The Most Important thing allways: KISS (keep it simple stupid). You can make it more complicated by choice but normaly only what is realy needet.
Yeah, im too new to this game for this. Ill be back in 300 hours game time.
Looks like in 2.0 this cannot saturate blue+red anymore
Yes, I've noticed as well. Not sure if this is a bug.
Inserters have a weird slower cadence now even though the rotation degree numbers didn't change.
This unloader still works very well though.
yoink
sadly this unloading is not full balanced, if cunsume only one side of belt chests empty unevenly
It is not your blueprint... But it is out blueprint...
Good explanation, but what’s about the freaking dog?!
What about him? He wanted to be in the video apparently :D
0:41 ok, bye
Changes in 2.0 means that this isn't up to date anymore :(
Is that actually true?
@@Tqoratsos666 yh
@@JKnight been a while since I've played it so I'm surprised that they changed that....funny tho, since making that comment I've done about 200 hrs hahhaha
To be fair, got a broken leg and can't do much else 😅
Your dog looks ai generated
Floki doesn't like this comment at all!
OK, I did not like your video, but obviously, you think you're right and I should just leave. Fair. I did delete my large verbal complaint to just leave this. Bye.

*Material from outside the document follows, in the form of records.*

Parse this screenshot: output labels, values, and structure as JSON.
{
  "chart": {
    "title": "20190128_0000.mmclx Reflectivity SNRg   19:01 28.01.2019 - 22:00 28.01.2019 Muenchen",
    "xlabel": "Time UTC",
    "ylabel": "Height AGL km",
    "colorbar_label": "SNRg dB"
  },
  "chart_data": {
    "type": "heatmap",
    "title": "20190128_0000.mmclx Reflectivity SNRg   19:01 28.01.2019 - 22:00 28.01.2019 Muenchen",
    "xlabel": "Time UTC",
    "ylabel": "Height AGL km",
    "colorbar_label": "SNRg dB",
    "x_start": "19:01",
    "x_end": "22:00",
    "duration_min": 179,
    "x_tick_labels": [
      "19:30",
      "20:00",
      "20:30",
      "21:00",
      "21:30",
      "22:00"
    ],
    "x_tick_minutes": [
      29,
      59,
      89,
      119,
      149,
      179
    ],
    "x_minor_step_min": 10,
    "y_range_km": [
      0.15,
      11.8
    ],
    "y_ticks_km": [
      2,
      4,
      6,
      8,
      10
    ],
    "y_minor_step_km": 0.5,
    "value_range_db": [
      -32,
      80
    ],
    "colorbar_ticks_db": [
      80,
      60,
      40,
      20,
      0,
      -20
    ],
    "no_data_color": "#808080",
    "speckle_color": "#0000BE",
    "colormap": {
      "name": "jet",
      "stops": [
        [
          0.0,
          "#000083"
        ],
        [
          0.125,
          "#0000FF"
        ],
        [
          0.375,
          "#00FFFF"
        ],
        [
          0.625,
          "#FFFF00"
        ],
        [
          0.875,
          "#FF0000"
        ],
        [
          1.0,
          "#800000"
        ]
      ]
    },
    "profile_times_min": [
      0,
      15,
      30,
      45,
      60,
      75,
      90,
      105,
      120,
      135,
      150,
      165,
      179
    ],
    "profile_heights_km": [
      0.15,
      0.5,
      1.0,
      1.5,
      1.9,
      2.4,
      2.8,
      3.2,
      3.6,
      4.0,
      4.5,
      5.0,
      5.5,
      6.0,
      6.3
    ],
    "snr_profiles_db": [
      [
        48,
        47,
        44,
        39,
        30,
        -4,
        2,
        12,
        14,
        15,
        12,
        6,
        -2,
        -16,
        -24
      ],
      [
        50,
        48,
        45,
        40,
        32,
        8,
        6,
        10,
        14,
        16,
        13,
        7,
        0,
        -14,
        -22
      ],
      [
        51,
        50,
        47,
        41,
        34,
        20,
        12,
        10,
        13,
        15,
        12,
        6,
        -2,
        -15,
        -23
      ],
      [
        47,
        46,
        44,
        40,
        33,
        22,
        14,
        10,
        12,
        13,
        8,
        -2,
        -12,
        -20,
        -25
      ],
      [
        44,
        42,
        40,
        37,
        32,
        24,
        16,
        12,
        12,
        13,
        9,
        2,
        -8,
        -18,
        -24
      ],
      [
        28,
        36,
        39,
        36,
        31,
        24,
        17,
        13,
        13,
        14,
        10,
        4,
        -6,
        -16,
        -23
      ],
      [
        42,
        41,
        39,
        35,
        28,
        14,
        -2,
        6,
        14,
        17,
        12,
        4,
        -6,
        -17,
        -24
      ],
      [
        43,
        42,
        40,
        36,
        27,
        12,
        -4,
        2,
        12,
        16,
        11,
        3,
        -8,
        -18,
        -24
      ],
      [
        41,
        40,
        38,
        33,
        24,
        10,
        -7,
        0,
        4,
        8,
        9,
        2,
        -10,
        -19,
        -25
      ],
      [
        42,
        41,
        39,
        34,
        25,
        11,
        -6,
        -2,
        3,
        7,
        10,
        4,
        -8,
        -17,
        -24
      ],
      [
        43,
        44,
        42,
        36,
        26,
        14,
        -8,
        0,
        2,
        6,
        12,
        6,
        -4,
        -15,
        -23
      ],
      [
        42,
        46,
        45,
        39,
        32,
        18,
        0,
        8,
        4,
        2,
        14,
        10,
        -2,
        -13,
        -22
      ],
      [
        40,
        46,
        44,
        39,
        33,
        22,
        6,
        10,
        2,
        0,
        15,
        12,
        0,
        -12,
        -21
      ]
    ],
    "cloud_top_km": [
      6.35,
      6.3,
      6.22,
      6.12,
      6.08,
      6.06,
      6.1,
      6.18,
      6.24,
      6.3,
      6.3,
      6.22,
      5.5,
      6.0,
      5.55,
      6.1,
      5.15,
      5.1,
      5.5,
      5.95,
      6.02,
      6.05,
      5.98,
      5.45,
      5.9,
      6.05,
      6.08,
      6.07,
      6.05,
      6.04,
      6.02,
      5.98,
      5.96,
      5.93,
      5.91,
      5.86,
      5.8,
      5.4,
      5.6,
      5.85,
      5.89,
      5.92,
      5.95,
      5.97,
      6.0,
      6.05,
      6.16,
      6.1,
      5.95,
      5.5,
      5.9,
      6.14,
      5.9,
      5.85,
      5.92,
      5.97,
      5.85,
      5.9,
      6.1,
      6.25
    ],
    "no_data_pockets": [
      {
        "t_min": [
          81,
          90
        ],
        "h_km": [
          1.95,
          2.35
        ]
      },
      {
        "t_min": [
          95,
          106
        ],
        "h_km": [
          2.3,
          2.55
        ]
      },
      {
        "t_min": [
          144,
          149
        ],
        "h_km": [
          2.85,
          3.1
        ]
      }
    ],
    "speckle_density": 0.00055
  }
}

bro forgot about the massive amount of space whatever this is takes up and the increase in loading and unloading speed
this mindset of complicated == inferior is completely false. with that logic why use trains if you have belts, smh
Recently I found this amazing method. Using circuit network to control inserter by calculating item average of the box. Therefore, I refactoring all my blueprints nowadays.